J Cardiovasc Nurs. 2023;38(2):E78-E86. doi: 10.1097/JCN.0000000000000909. Epub 2022 Apr 6.
Poor sleep quality is highly prevalent in atrial fibrillation (AF) with reported links between worse sleep quality and higher AF severity. Little research has examined whether sleep quality changes after AF ablation despite it being a routinely performed procedure.
The aim of this study was to evaluate self-reported sleep quality before and after AF ablation and to examine whether sleep quality differs by AF severity or sex.
This longitudinal pilot study assessed sleep using the Pittsburgh Sleep Quality Index at preablation and at 1, 3, and 6 months after ablation. Atrial fibrillation disease severity was assessed by the Canadian Cardiology Society Severity of AF scale. Outcomes were analyzed using descriptive statistics, Spearman ρ correlations, and multilevel longitudinal models.
The sample (N = 20) was 55% female with a mean age of 65 (±7) years. Poor sleep quality (mean Pittsburgh Sleep Quality Index scores > 5) was evident at all time points. Improvement was noted at 3 months (moderate effect size d = 0.49); and negligible further improvement, from 3 to 6 months post ablation.
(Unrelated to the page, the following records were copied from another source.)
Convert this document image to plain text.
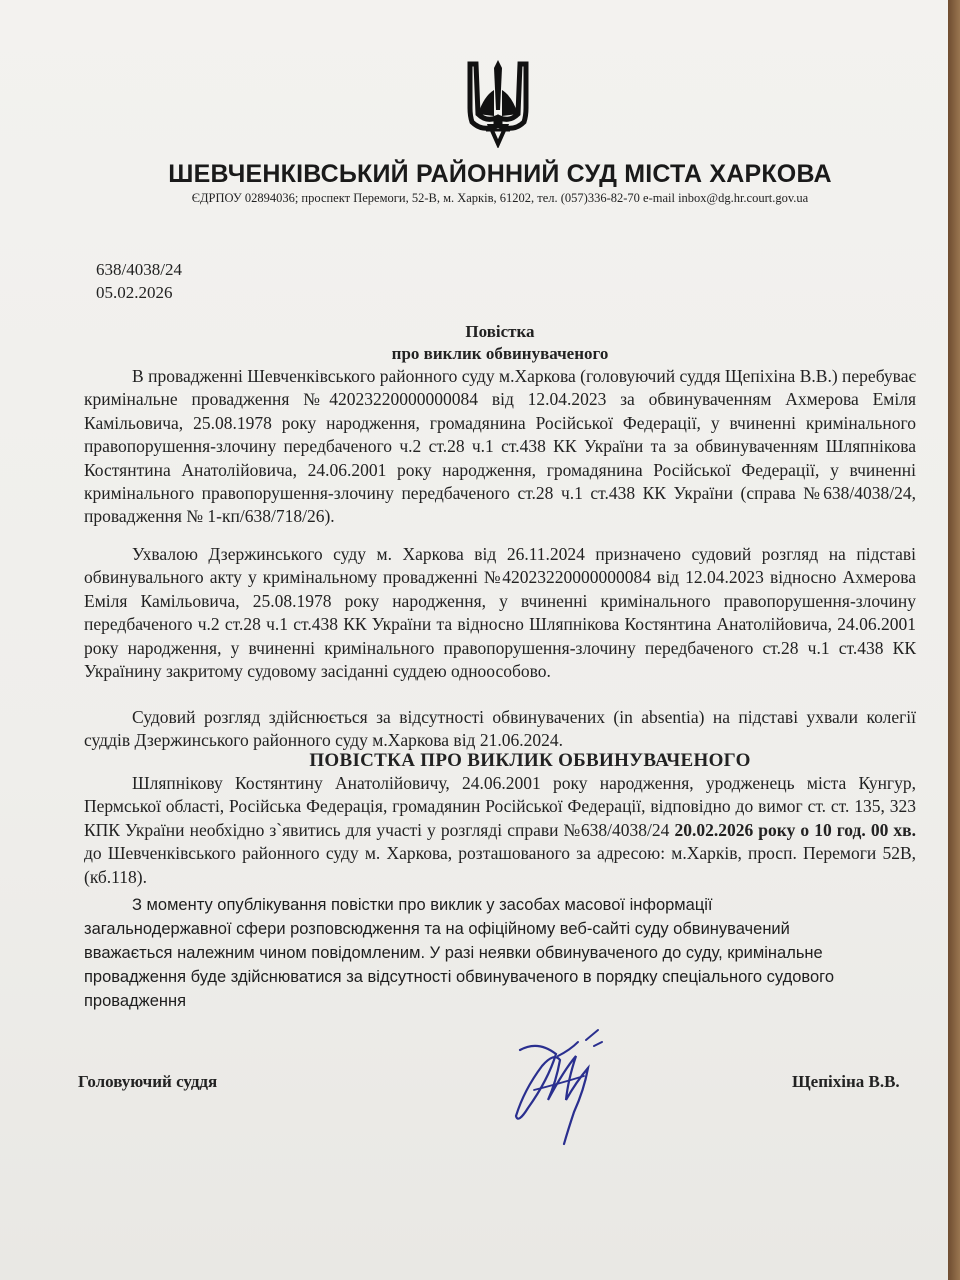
ШЕВЧЕНКІВСЬКИЙ РАЙОННИЙ СУД МІСТА ХАРКОВА
ЄДРПОУ 02894036; проспект Перемоги, 52-В, м. Харків, 61202, тел. (057)336-82-70 e-mail inbox@dg.hr.court.gov.ua
638/4038/24
05.02.2026
Повістка
про виклик обвинуваченого
В провадженні Шевченківського районного суду м.Харкова (головуючий суддя Щепіхіна В.В.) перебуває кримінальне провадження №42023220000000084 від 12.04.2023 за обвинуваченням Ахмерова Еміля Камільовича, 25.08.1978 року народження, громадянина Російської Федерації, у вчиненні кримінального правопорушення-злочину передбаченого ч.2 ст.28 ч.1 ст.438 КК України та за обвинуваченням Шляпнікова Костянтина Анатолійовича, 24.06.2001 року народження, громадянина Російської Федерації, у вчиненні кримінального правопорушення-злочину передбаченого ст.28 ч.1 ст.438 КК України (справа №638/4038/24, провадження № 1-кп/638/718/26).
Ухвалою Дзержинського суду м. Харкова від 26.11.2024 призначено судовий розгляд на підставі обвинувального акту у кримінальному провадженні №42023220000000084 від 12.04.2023 відносно Ахмерова Еміля Камільовича, 25.08.1978 року народження, у вчиненні кримінального правопорушення-злочину передбаченого ч.2 ст.28 ч.1 ст.438 КК України та відносно Шляпнікова Костянтина Анатолійовича, 24.06.2001 року народження, у вчиненні кримінального правопорушення-злочину передбаченого ст.28 ч.1 ст.438 КК Українину закритому судовому засіданні суддею одноособово.
Судовий розгляд здійснюється за відсутності обвинувачених (in absentia) на підставі ухвали колегії суддів Дзержинського районного суду м.Харкова від 21.06.2024.
ПОВІСТКА ПРО ВИКЛИК ОБВИНУВАЧЕНОГО
Шляпнікову Костянтину Анатолійовичу, 24.06.2001 року народження, уродженець міста Кунгур, Пермської області, Російська Федерація, громадянин Російської Федерації, відповідно до вимог ст. ст. 135, 323 КПК України необхідно з`явитись для участі у розгляді справи №638/4038/24 20.02.2026 року о 10 год. 00 хв. до Шевченківського районного суду м. Харкова, розташованого за адресою: м.Харків, просп. Перемоги 52В, (кб.118).
З моменту опублікування повістки про виклик у засобах масової інформації
загальнодержавної сфери розповсюдження та на офіційному веб-сайті суду обвинувачений
вважається належним чином повідомленим. У разі неявки обвинуваченого до суду, кримінальне
провадження буде здійснюватися за відсутності обвинуваченого в порядку спеціального судового
провадження
Головуючий суддя	Щепіхіна В.В.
Improvement was seen primarily in male subjects (large effect size d = 0.89 at 3 months), with smaller improvements for female subjects. Although Severity of AF scale scores were not correlated with sleep quality, Severity of AF scale severity scores did significantly improve over time.
Patients with AF have poor sleep quality that improves for the first 3 months after AF ablation, with men showing more improvement than women. A more accurate understanding of the sleep challenges after AF ablation could lead to development of more realistic patient education and improve patient self-management.
心房颤动(AF)患者的睡眠质量较差,且睡眠质量与 AF 严重程度之间存在相关性。尽管消融术是一种常规治疗方法,但很少有研究探讨 AF 消融术后睡眠质量是否会发生变化。
本研究旨在评估 AF 消融术前和术后患者的自我报告睡眠质量,并探讨睡眠质量是否因 AF 严重程度或性别而异。
这项纵向试点研究使用匹兹堡睡眠质量指数(PSQI)在消融术前和术后 1、3 和 6 个月评估睡眠质量。采用加拿大心脏病学会房颤严重程度量表评估 AF 严重程度。使用描述性统计、斯皮尔曼 ρ 相关分析和多层次纵向模型分析结果。
样本(N=20)中 55%为女性,平均年龄为 65(±7)岁。所有时间点均存在睡眠质量差(PSQI 评分>5)。术后 3 个月有改善(中等效应量 d=0.49);从术后 3 个月到 6 个月,仅有轻微的进一步改善。改善主要见于男性(术后 3 个月时的效应量 d=0.89),女性改善较小。尽管房颤严重程度量表评分与睡眠质量无相关性,但房颤严重程度量表严重程度评分随时间推移确实有所改善。
AF 患者睡眠质量较差,AF 消融术后 3 个月内睡眠质量有所改善,男性改善程度大于女性。更准确地了解 AF 消融术后的睡眠挑战可能会导致制定更现实的患者教育并改善患者自我管理。